Katina Medina Mora on What Makes a Good Filmmaker: “Honesty and a Strong Stomach”

'Sabrás Qué Hacer Conmigo'

Los Cabos International Film Festival knows how to appreciate a good chisme and the chismosos who tell them. Now in its fourth season, the festival brings together filmmakers from North America to get relaxed, sun blasted, and margaritaed in beautiful Baja California Sur. The goal of the festival is to create a nexus between Mexico, Canada, and the United States by allowing filmmakers to meet up, peek in, and snoop on each other’s current film catalogues.

Each year the festival invites a young, hip, and rising filmmaker to create a one-minute film in support of the festival that pokes fun at our need to keep up with the Joneses. The piece acts as a trailer for the organization to promote both the event and the talent it features. This year, Mexican filmmaker Katina Medina Mora was asked to create the festival’s signature visual.

Medina Mora wrote and directed her first feature film LuTo in 2013, which participated in that year’s festival. The film carefully and discerningly explores the arc of a relationship as it goes from romance to controversy over the course of two years. Her second film Contraluz was part of the festival forums in 2014. The piece (or “cineminuto”) that Medina Mora created for Los Cabos illustrates she knows where to put the camera to quickly and efficiently tell a story.

Below she tells us what brought about the piece, what has inspired her, and what kept her motivated to make cinema. It’s certainly not easy, but there’s nothing more satisfying.


When and where was your interest in film born? 
It was born when I was building scenery for the theater at school. The feeling of being behind the scenes and making something for the audience very much caught my attention. Then I began to watch films where you dive into stories that make you feel. The thought of being able to create stories and discuss what moves me seemed magical.

How did you come up with the idea for the cineminuto?
The conditions I was given was that it should be something between neighbors and that Los Cabos should appear in the story. The first thing that occurred to me was this​ ​therapeutic space where you could feel like you’re in Los Cabos, even though you’re in the city, and how different women found that space in order to relax. Then the idea of the confused husband emerged as a way to add a comedic element.
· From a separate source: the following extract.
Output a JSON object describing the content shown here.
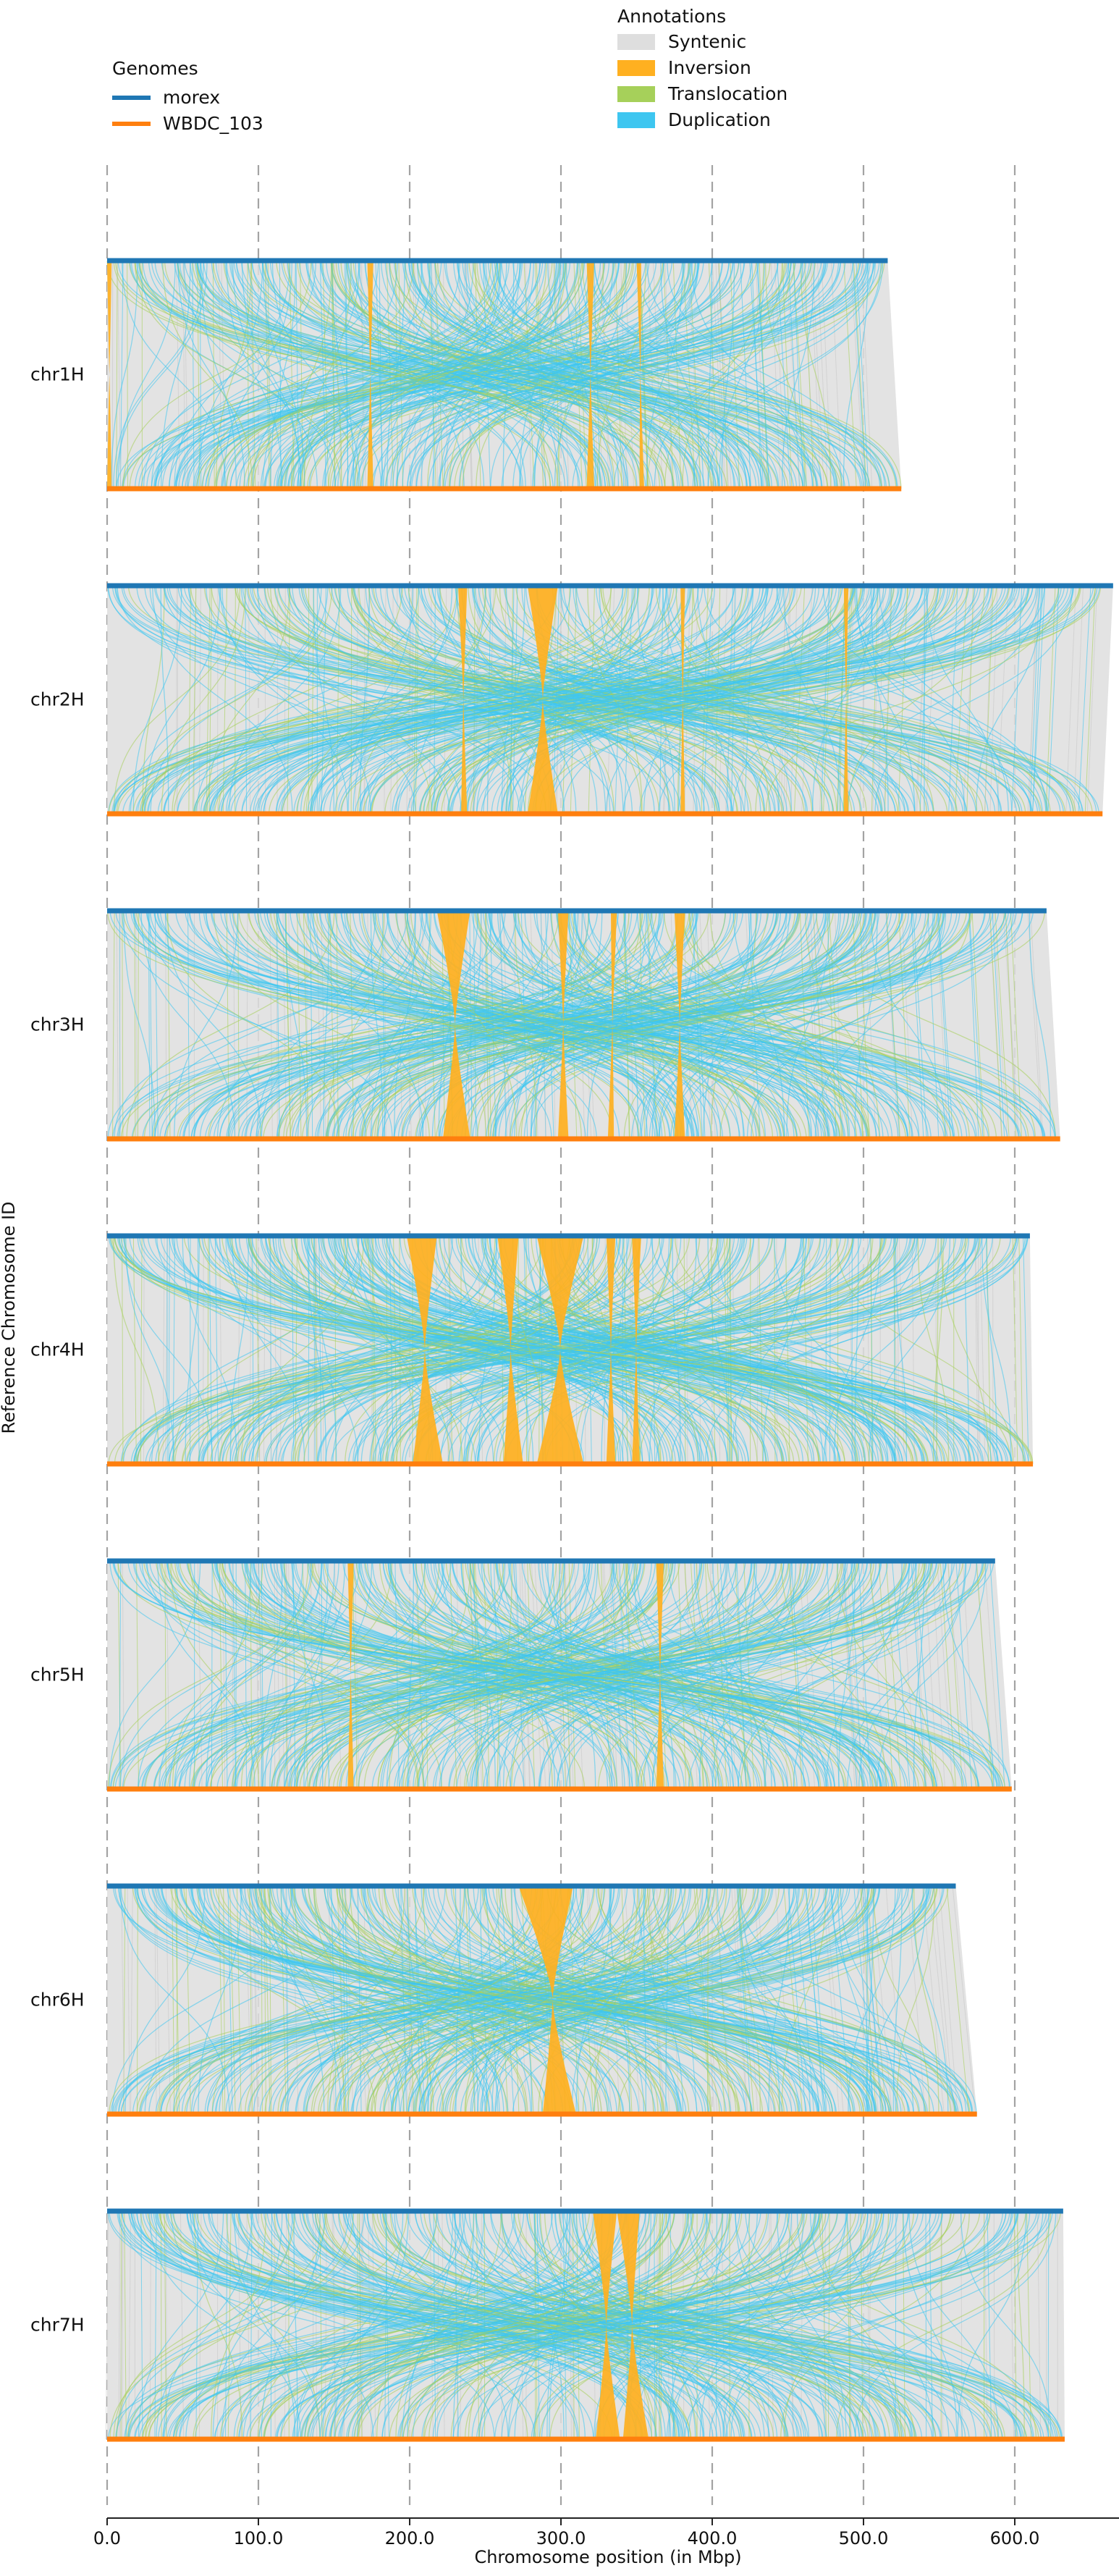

What are some obstacles for women in the world of cinema in Mexico? Advantages?
I think it is equally difficult to make films, whether [you’re] male or female. Perhaps I have been fortunate to meet people who have believed in me and have come aboard my projects, so I could not speak of an obstacle beyond [the one] that both women and men know: filmmaking is not easy. And I think now we have some advantages – there are funds solely for female directors and certain projects that seek that female sensibility.

You’ve been building your career for some time. Now that you’re at the wheel, which of the lessons that you have learned still resonates with you?
It has been difficult and you often want to give up, but someone once told me that this race is based on resistance, not speed, and that made me understand that it requires a lot of patience and a lot of work.

What are the tools – not physical, not material – that an individual needs to be a good filmmaker?
I think honesty and a strong stomach is needed. Be very clear about why you’re doing this and do it for you, not for anyone else.


Los Cabos International Film Festival runs November 11 – 15, 2015.